The firm was valued at $965 billion in a late-May funding round, putting it ahead of rival OpenAI on price, per Anthropic’s confidential S-1 filing with the SEC. A $1 trillion public listing has been floated as a possible price. OpenAI also confidentially filed for an IPO this month, so the two frontier-model labs are now both formally in the SEC’s queue.

One day after Anthropic’s S-1, President Trump signed an executive order titled “Promoting Advanced Artificial Intelligence Innovation and Security.” The order builds a voluntary framework in which AI developers can let the federal government access “covered frontier models” for up to 30 days before releasing them to other trusted partners, per the White House’s June 2 AI executive order. The order is explicit: it does not create a mandatory licensing or preclearance regime. Anthropic is in an active lawsuit against the US Department of Defense over its refusal to accept government use of Anthropic’s AI tools, the BBC reports, and US agencies have still been testing Mythos in parallel. The interplay between the order and the IPOs is covered in the Trump order and the Anthropic IPO.

Frequently Asked Questions

What is Claude Fable 5?

Claude Fable 5 is Anthropic’s first publicly available Mythos-class AI model, released on June 9, 2026. Anthropic calls it the most capable model the firm has ever released for general use, with stated leads on software engineering, knowledge work, vision, scientific research, and other benchmarks.

How is Claude Fable 5 different from Claude Mythos 5?

They are essentially the same underlying model with different safeguards. Fable 5 is the public release and ships with three classifiers that reroute sensitive cybersecurity, biology and chemistry, and distillation queries to the older Claude Opus 4.8. Mythos 5 is the same model given to a closed group of about 150 cyberdefenders and infrastructure providers, with no limits on cybersecurity or biology queries.

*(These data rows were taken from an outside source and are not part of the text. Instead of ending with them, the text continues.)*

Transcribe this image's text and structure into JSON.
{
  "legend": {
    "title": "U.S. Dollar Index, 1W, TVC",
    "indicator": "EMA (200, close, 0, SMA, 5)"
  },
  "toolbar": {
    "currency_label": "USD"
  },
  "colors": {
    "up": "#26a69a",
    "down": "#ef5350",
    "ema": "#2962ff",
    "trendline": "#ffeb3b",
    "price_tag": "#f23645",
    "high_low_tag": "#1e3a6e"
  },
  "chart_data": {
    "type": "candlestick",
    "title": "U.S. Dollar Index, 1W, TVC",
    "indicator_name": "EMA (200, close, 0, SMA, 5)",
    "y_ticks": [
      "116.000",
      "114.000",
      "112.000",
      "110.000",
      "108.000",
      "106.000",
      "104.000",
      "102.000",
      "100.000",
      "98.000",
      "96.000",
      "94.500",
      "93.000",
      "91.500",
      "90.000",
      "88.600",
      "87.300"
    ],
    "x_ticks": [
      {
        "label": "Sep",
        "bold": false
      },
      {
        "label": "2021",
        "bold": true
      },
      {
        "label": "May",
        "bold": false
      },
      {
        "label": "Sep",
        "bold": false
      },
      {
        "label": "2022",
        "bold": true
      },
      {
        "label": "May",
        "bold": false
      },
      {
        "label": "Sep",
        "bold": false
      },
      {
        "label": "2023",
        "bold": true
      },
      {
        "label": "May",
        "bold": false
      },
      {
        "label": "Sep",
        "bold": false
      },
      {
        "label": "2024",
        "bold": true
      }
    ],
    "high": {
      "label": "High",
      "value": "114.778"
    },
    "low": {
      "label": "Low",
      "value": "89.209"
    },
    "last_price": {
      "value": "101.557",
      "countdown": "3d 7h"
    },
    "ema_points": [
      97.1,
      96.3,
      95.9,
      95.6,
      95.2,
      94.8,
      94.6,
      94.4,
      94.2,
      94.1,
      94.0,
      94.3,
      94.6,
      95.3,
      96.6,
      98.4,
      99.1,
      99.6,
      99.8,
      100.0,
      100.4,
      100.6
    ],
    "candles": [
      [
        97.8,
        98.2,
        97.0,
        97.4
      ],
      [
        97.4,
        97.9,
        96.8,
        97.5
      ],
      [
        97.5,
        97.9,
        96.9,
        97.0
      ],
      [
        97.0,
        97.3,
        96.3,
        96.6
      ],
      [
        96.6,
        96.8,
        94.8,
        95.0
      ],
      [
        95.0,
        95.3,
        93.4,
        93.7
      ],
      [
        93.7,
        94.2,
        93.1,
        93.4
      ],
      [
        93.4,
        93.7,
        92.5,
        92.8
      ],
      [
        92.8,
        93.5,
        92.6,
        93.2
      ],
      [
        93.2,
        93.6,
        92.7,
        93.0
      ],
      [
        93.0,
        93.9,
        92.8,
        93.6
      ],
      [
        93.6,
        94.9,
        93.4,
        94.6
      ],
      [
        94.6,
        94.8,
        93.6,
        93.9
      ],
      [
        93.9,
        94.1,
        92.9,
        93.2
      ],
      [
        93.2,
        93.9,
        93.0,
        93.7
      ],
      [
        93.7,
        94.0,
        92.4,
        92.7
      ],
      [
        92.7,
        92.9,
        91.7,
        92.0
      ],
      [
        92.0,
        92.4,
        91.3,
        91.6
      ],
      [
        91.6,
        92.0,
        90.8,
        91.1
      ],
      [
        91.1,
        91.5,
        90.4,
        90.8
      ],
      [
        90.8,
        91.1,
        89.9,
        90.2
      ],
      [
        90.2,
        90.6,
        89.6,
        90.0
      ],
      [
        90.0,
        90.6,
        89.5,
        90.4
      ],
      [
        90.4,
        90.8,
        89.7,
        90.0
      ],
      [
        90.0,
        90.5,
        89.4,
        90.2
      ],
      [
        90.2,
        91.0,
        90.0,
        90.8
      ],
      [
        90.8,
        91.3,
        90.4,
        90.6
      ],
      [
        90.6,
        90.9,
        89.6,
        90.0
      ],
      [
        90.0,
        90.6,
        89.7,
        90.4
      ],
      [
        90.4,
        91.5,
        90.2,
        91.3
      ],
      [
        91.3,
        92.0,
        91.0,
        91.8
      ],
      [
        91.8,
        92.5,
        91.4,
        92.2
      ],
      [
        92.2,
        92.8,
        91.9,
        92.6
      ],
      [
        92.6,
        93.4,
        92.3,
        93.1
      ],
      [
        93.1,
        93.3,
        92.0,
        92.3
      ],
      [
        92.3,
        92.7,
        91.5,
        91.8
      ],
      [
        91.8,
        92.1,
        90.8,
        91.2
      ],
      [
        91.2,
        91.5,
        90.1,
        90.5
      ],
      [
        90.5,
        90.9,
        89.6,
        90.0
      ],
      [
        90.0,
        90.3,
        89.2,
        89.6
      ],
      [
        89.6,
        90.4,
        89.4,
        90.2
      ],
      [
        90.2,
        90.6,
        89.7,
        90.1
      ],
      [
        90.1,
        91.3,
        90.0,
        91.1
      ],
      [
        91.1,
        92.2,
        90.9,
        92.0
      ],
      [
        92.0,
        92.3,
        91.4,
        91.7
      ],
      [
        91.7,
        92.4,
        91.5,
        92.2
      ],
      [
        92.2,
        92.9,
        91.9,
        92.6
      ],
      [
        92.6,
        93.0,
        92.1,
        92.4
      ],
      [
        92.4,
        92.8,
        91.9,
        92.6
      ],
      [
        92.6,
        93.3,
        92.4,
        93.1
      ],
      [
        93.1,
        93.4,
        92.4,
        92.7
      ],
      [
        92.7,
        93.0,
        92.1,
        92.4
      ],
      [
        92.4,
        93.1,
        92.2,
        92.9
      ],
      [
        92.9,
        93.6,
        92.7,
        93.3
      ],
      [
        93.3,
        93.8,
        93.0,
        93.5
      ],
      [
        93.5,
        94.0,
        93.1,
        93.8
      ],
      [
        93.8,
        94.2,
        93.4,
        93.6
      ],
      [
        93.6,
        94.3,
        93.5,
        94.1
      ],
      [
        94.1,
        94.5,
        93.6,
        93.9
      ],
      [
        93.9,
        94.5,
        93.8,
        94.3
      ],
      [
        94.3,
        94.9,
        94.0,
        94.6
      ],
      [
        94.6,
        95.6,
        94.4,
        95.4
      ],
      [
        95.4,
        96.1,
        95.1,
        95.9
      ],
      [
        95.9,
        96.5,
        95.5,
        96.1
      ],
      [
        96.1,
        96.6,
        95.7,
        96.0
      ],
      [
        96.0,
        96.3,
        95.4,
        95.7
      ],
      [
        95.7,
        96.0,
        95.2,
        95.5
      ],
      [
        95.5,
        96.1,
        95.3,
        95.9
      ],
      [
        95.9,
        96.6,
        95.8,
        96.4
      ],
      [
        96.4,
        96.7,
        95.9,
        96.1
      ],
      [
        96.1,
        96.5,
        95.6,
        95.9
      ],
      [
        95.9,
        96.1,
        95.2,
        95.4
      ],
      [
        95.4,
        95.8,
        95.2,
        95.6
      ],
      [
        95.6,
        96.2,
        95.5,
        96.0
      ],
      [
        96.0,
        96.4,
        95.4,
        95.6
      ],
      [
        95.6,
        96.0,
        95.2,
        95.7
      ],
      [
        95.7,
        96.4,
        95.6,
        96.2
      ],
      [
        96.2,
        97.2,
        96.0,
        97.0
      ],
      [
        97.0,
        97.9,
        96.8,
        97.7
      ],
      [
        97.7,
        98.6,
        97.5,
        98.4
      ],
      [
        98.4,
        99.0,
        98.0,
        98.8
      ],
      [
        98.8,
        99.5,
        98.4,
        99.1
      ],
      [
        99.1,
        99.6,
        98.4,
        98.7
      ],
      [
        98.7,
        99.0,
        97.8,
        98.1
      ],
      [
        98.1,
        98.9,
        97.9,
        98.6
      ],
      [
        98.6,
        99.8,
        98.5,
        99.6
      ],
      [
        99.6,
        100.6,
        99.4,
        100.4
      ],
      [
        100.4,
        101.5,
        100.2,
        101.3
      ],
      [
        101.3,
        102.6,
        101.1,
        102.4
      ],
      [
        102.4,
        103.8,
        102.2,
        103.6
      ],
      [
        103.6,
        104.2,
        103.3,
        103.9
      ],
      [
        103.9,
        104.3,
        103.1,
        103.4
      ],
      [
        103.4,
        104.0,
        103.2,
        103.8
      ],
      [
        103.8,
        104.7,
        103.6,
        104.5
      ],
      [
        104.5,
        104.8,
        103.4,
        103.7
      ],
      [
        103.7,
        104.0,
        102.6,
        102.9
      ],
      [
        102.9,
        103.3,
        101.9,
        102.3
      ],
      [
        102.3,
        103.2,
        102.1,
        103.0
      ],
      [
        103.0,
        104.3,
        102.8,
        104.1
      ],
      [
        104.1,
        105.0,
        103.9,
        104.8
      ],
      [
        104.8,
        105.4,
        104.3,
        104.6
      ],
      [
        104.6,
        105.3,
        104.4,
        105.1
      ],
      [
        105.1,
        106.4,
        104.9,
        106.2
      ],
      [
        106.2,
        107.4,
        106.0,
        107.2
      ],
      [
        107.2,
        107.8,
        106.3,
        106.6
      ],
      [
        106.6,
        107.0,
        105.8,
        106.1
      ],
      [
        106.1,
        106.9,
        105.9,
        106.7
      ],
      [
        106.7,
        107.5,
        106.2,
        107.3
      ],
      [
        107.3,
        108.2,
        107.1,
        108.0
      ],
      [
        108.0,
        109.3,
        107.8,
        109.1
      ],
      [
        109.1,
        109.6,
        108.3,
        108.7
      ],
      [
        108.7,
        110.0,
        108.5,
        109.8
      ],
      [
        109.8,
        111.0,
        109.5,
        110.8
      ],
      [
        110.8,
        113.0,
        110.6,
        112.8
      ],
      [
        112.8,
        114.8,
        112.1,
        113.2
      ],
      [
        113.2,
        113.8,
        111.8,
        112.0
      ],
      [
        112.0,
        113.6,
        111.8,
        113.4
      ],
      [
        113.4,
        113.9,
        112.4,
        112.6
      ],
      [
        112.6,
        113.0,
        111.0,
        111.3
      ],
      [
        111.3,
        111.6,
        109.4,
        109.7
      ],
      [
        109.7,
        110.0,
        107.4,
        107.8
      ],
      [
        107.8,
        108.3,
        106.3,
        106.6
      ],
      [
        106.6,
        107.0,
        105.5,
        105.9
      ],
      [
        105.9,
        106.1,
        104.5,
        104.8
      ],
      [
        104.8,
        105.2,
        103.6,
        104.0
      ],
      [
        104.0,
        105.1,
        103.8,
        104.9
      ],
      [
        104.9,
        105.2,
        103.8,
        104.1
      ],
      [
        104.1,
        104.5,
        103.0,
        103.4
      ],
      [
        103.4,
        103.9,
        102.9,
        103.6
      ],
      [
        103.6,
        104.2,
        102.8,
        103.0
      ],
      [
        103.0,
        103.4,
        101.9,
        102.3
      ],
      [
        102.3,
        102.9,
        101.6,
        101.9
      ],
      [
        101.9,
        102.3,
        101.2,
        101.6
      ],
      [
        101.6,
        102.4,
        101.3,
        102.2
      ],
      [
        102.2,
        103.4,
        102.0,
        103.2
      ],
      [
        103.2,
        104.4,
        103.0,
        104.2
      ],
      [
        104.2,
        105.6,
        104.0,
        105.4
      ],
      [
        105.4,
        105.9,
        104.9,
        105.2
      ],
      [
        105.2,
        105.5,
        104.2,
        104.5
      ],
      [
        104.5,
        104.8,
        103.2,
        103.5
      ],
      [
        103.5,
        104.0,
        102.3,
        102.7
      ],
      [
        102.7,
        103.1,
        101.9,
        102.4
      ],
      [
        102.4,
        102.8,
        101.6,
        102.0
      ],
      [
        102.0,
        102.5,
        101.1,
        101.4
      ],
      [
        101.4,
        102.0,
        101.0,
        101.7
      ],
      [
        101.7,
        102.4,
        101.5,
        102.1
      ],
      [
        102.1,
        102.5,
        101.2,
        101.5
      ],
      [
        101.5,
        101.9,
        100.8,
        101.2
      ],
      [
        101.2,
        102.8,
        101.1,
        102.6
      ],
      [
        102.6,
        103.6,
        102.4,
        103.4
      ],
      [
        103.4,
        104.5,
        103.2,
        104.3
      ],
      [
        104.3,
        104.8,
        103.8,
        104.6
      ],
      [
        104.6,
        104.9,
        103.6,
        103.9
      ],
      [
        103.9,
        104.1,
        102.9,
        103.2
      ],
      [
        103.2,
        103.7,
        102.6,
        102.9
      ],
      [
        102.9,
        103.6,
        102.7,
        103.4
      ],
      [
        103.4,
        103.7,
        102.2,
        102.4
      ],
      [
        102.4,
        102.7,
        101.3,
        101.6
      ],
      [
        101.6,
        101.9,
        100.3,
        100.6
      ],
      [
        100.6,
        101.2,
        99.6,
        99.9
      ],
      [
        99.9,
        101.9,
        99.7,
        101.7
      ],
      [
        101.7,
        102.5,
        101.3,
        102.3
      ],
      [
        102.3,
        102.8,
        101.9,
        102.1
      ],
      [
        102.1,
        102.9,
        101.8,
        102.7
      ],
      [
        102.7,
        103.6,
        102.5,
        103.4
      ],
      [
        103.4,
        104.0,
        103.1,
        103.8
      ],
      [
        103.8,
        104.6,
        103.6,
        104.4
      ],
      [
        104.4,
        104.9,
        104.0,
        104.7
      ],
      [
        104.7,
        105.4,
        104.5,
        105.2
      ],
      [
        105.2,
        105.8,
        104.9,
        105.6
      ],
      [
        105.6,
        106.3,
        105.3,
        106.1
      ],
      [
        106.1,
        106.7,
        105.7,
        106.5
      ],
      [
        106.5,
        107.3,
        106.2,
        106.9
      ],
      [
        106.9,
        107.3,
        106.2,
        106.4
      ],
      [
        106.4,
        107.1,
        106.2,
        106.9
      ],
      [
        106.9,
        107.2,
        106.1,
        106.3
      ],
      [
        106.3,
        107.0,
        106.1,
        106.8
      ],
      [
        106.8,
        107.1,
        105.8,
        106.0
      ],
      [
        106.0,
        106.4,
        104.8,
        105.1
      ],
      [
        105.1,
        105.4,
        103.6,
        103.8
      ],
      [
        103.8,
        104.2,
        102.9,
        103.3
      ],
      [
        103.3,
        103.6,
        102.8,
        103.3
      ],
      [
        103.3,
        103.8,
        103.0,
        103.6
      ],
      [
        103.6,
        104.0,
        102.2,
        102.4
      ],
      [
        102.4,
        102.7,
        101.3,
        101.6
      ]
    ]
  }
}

Is Claude Fable 5 a threat to crypto wallets?

The Fable 5 safeguards specifically reroute cybersecurity exploit queries, which limits how a public user can weaponize the model directly. The market commentator The Milk Road said the larger risk is that Mythos-class tooling, whether or not it is locked down in the public release, will let attackers find zero-days in front-ends, browser extensions, bridges, and key-management servers faster, and drain wallets before defenders notice.

What is Anthropic’s IPO status?

Anthropic confidentially submitted a draft S-1 to the SEC on June 1, 2026, under Rule 135. The firm was valued at $965 billion in a late-May funding round, ahead of rival OpenAI, which also filed this month. A $1 trillion public listing has been floated as a possible price, and the exact timing of any listing is not yet set.

What does Trump’s AI executive order do?

The order, signed on June 2, 2026, creates a voluntary framework for AI developers to share access to “covered frontier models” with the federal government for up to 30 days before releasing them to other trusted partners. The order does not create a mandatory licensing regime, and it does not require preclearance of new models.